Dopo il triste bilancio di 16 morti e 1500 feriti, la stampa israeliana e occidentale hanno giustificato il massacro nelle maniere più improponibili, distorcendo i fatti. Soprattutto, Israele, per voce del governo e dell’informazione, ha raccontato la tragedia come se fosse stata “necessaria” ad impedire che pericolosi islamisti di Hamas, a loro dire infiltrati ovunque tra i manifestanti, potessero portare disordini dentro i confini di Israle.

Una strage consumata per questioni di sicurezza, dicono. Le immagini e i filmati che provengono dalla Striscia raccontano però il contrario. Non c’erano palestinesi armati al confine con Israele, non c’era nessun pericolo per la frontiera israeliana, tant’è che sono stati schierati solo 100 cecchini. Le uniche armi visibili nelle mani dei palestinesi sono le fionde e le pietre. E chi firma gli articoli per Repubblica, la Stampa, o per l’irrecuperabile Il Foglio -che addirittura elogiava il lavoro svolto dai cecchini- come ha potuto parlare di “guerriglia” o di “scontri”?

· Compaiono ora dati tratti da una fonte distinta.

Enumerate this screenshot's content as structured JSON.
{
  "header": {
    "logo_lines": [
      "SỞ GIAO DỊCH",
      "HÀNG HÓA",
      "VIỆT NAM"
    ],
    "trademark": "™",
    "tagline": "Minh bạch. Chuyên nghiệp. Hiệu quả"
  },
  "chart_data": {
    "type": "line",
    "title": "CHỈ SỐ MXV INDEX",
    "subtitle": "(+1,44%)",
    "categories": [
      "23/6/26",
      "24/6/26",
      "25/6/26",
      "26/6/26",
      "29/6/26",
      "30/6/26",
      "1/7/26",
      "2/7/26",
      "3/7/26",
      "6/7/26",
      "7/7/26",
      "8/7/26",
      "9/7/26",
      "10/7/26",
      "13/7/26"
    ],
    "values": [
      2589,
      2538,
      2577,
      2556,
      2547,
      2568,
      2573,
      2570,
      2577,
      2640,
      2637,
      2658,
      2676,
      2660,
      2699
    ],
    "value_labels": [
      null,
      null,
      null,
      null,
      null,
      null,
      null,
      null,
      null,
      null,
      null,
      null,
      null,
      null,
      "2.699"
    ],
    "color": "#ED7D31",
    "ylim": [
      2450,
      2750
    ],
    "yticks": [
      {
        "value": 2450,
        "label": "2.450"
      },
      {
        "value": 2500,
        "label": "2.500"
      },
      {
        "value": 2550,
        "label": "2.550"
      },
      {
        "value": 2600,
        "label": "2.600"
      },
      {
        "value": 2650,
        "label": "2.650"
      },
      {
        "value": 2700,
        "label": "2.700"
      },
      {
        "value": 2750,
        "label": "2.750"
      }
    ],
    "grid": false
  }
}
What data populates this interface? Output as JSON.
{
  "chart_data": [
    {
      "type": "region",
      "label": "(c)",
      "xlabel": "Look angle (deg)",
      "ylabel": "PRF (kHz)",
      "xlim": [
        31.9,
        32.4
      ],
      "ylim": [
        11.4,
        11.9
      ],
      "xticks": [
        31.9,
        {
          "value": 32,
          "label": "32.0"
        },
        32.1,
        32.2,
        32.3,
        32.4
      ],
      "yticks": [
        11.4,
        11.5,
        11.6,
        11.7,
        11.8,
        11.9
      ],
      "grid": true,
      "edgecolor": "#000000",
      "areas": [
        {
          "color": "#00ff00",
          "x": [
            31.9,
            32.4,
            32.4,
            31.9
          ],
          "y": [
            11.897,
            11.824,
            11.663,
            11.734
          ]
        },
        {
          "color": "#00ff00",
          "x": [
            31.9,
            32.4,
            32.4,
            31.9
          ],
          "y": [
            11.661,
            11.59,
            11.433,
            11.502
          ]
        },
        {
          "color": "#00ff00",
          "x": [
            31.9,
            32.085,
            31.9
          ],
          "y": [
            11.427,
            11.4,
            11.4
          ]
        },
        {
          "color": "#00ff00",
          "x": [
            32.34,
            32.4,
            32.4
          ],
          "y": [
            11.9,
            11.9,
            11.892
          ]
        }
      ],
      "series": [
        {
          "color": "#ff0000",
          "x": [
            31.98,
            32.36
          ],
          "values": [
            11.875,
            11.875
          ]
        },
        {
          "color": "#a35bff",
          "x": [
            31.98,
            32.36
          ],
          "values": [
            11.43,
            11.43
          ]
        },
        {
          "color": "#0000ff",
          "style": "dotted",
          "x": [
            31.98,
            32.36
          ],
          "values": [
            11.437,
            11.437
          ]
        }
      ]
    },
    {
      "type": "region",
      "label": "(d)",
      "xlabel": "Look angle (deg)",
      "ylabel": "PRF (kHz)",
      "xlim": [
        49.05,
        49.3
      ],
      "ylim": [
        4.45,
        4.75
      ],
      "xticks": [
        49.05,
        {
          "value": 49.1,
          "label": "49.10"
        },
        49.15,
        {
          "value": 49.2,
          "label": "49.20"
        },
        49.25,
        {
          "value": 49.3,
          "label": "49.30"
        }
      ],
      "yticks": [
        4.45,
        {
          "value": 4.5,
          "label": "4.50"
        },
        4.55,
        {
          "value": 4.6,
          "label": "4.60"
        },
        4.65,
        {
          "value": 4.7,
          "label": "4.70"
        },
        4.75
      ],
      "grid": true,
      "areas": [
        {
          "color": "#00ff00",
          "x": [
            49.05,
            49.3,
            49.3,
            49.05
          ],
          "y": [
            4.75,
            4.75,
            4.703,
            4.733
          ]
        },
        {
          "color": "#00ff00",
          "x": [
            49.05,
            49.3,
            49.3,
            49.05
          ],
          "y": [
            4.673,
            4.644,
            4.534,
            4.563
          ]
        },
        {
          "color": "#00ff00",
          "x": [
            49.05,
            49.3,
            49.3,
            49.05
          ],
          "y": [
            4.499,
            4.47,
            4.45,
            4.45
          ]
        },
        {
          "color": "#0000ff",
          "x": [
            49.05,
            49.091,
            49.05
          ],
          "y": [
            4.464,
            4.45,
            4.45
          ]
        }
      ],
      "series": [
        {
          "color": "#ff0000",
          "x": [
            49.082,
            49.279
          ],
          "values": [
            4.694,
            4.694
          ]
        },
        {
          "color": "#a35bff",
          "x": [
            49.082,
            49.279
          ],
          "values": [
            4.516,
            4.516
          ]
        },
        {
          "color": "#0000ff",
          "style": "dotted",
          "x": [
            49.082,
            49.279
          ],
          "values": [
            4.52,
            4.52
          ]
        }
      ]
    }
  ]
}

Il bilancio della strage di ieri, riporta la Repubblica, è di 9 morti e 1354 feriti. Tra i feriti, molti gravi, ci sono anche 80 minorenni. Anche la morte del giornalista palestinese Yasir Murtaja, che indossava un inequivocabile giubbotto antiproiettile con una chiara scritta “PRESS” (STAMPA) è stata ritenuta necessaria per “ragioni di sicurezza”? O forse era un membro di Hamas anche lui?

Yasir Murtaja

La Marcia continuerà fino al giorno del Nibqa, la “Catastrofe”, il 15 maggio, giorno in cui 70 anni fa fu proclamata la nascita di Israele. E tutto fa presagire che il bilancio dei morti salirà, soprattutto se non c’è nessuno a fermare la furia sionista. Loro la chiamano “difesa dei confini”, i palestinesi la chiamano “occupazione”. E noi siamo dalla parte della Palestina.